Ubiegający się o reelekcję prezydent FIFA Sepp Blatter może liczyć w majowych wyborach na głosy z Afryki. Potwierdził to szef tamtejszej federacji (CAF) Issa Hayatou.
U nas Sepp może czuć się jak u siebie w domu - stwierdził Hayatou w trakcie przemówienia na otwarcie Kongresu CAF w Kairze.
Nie jest to zaskoczeniem, bowiem kraje afrykańskie, które mają 54 głosy, od lat wspierają Blattera. Teraz szef kontynentalnej federacji potwierdził tylko, że Szwajcar może liczyć na pełną pulę.
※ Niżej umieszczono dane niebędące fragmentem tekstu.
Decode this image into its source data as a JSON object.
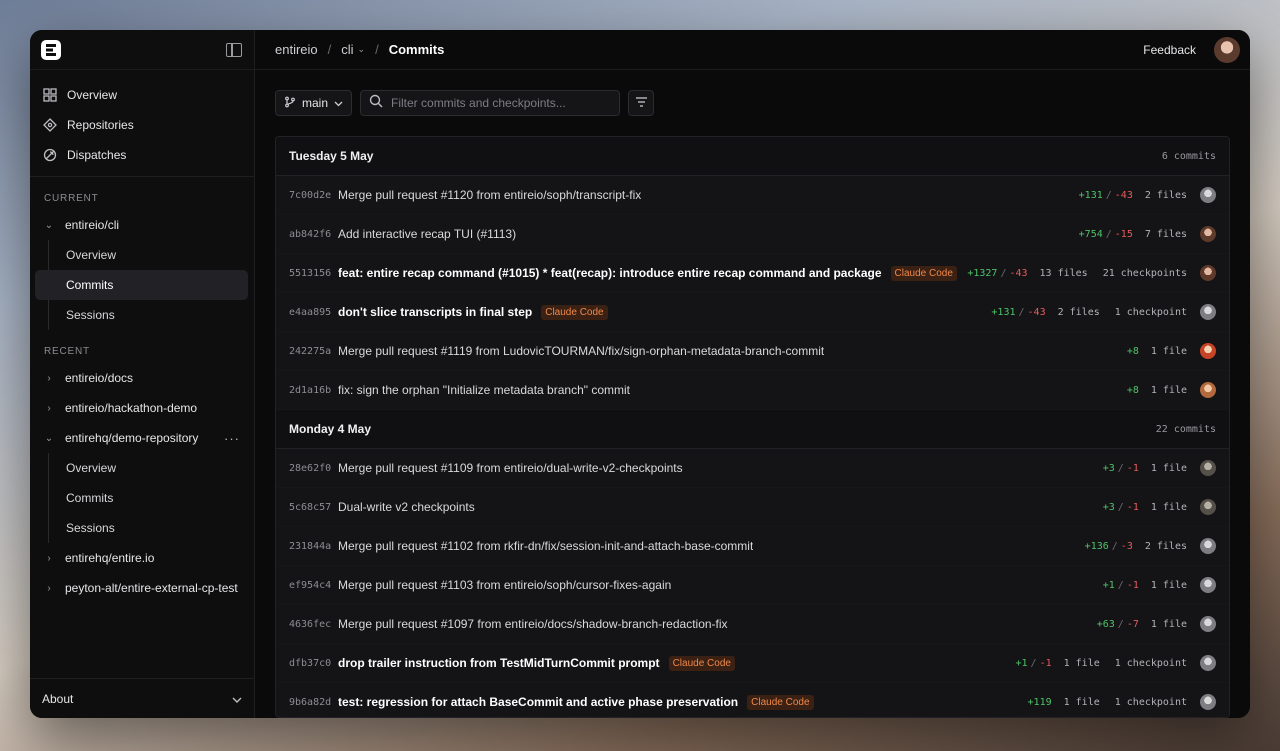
{
  "sidebar": {
    "nav": [
      {
        "label": "Overview",
        "icon": "grid-icon"
      },
      {
        "label": "Repositories",
        "icon": "repo-diamond-icon"
      },
      {
        "label": "Dispatches",
        "icon": "satellite-icon"
      }
    ],
    "current_label": "CURRENT",
    "current_repo": "entireio/cli",
    "current_sub": [
      "Overview",
      "Commits",
      "Sessions"
    ],
    "recent_label": "RECENT",
    "recent": [
      {
        "label": "entireio/docs"
      },
      {
        "label": "entireio/hackathon-demo"
      },
      {
        "label": "entirehq/demo-repository",
        "menu": "···"
      },
      {
        "label": "entirehq/entire.io"
      },
      {
        "label": "peyton-alt/entire-external-cp-test"
      }
    ],
    "recent_sub": [
      "Overview",
      "Commits",
      "Sessions"
    ],
    "about": "About"
  },
  "header": {
    "breadcrumb": [
      "entireio",
      "cli",
      "Commits"
    ],
    "separator": "/",
    "feedback": "Feedback"
  },
  "toolbar": {
    "branch": "main",
    "search_placeholder": "Filter commits and checkpoints..."
  },
  "groups": [
    {
      "date": "Tuesday 5 May",
      "count": "6 commits",
      "commits": [
        {
          "hash": "7c00d2e",
          "message": "Merge pull request #1120 from entireio/soph/transcript-fix",
          "bold": false,
          "badge": "",
          "add": "+131",
          "del": "-43",
          "files": "2 files",
          "checkpoints": "",
          "avatar": "grey"
        },
        {
          "hash": "ab842f6",
          "message": "Add interactive recap TUI (#1113)",
          "bold": false,
          "badge": "",
          "add": "+754",
          "del": "-15",
          "files": "7 files",
          "checkpoints": "",
          "avatar": "brown"
        },
        {
          "hash": "5513156",
          "message": "feat: entire recap command (#1015) * feat(recap): introduce entire recap command and package",
          "bold": true,
          "badge": "Claude Code",
          "add": "+1327",
          "del": "-43",
          "files": "13 files",
          "checkpoints": "21 checkpoints",
          "avatar": "brown"
        },
        {
          "hash": "e4aa895",
          "message": "don't slice transcripts in final step",
          "bold": true,
          "badge": "Claude Code",
          "add": "+131",
          "del": "-43",
          "files": "2 files",
          "checkpoints": "1 checkpoint",
          "avatar": "grey"
        },
        {
          "hash": "242275a",
          "message": "Merge pull request #1119 from LudovicTOURMAN/fix/sign-orphan-metadata-branch-commit",
          "bold": false,
          "badge": "",
          "add": "+8",
          "del": "",
          "files": "1 file",
          "checkpoints": "",
          "avatar": "red"
        },
        {
          "hash": "2d1a16b",
          "message": "fix: sign the orphan \"Initialize metadata branch\" commit",
          "bold": false,
          "badge": "",
          "add": "+8",
          "del": "",
          "files": "1 file",
          "checkpoints": "",
          "avatar": "orange"
        }
      ]
    },
    {
      "date": "Monday 4 May",
      "count": "22 commits",
      "commits": [
        {
          "hash": "28e62f0",
          "message": "Merge pull request #1109 from entireio/dual-write-v2-checkpoints",
          "bold": false,
          "badge": "",
          "add": "+3",
          "del": "-1",
          "files": "1 file",
          "checkpoints": "",
          "avatar": "dark"
        },
        {
          "hash": "5c68c57",
          "message": "Dual-write v2 checkpoints",
          "bold": false,
          "badge": "",
          "add": "+3",
          "del": "-1",
          "files": "1 file",
          "checkpoints": "",
          "avatar": "dark"
        },
        {
          "hash": "231844a",
          "message": "Merge pull request #1102 from rkfir-dn/fix/session-init-and-attach-base-commit",
          "bold": false,
          "badge": "",
          "add": "+136",
          "del": "-3",
          "files": "2 files",
          "checkpoints": "",
          "avatar": "grey"
        },
        {
          "hash": "ef954c4",
          "message": "Merge pull request #1103 from entireio/soph/cursor-fixes-again",
          "bold": false,
          "badge": "",
          "add": "+1",
          "del": "-1",
          "files": "1 file",
          "checkpoints": "",
          "avatar": "grey"
        },
        {
          "hash": "4636fec",
          "message": "Merge pull request #1097 from entireio/docs/shadow-branch-redaction-fix",
          "bold": false,
          "badge": "",
          "add": "+63",
          "del": "-7",
          "files": "1 file",
          "checkpoints": "",
          "avatar": "grey"
        },
        {
          "hash": "dfb37c0",
          "message": "drop trailer instruction from TestMidTurnCommit prompt",
          "bold": true,
          "badge": "Claude Code",
          "add": "+1",
          "del": "-1",
          "files": "1 file",
          "checkpoints": "1 checkpoint",
          "avatar": "grey"
        },
        {
          "hash": "9b6a82d",
          "message": "test: regression for attach BaseCommit and active phase preservation",
          "bold": true,
          "badge": "Claude Code",
          "add": "+119",
          "del": "",
          "files": "1 file",
          "checkpoints": "1 checkpoint",
          "avatar": "grey"
        }
      ]
    }
  ]
}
W obecnych wyborach Blatter po raz pierwszy, odkąd został w 1998 roku prezydentem FIFA, ma kontrkandydatów. O fotel szefa światowego futbolu ubiegają się także książę Jordanii Prinz Ali bin al-Hussein, prezes holenderskiego związku Michael van Praag i były piłkarz Portugalczyk Luis Figo. Kandydaturę tego ostatniego poparł prezes PZPN Zbigniew Boniek.
W wyborach każdy z 209 członków FIFA może oddać jeden głos.
ZOBACZ RÓWNIEŻ:
Prezydent FIFA o mundialu w Rosji: "Futbol łączy ludzi"
(edbie)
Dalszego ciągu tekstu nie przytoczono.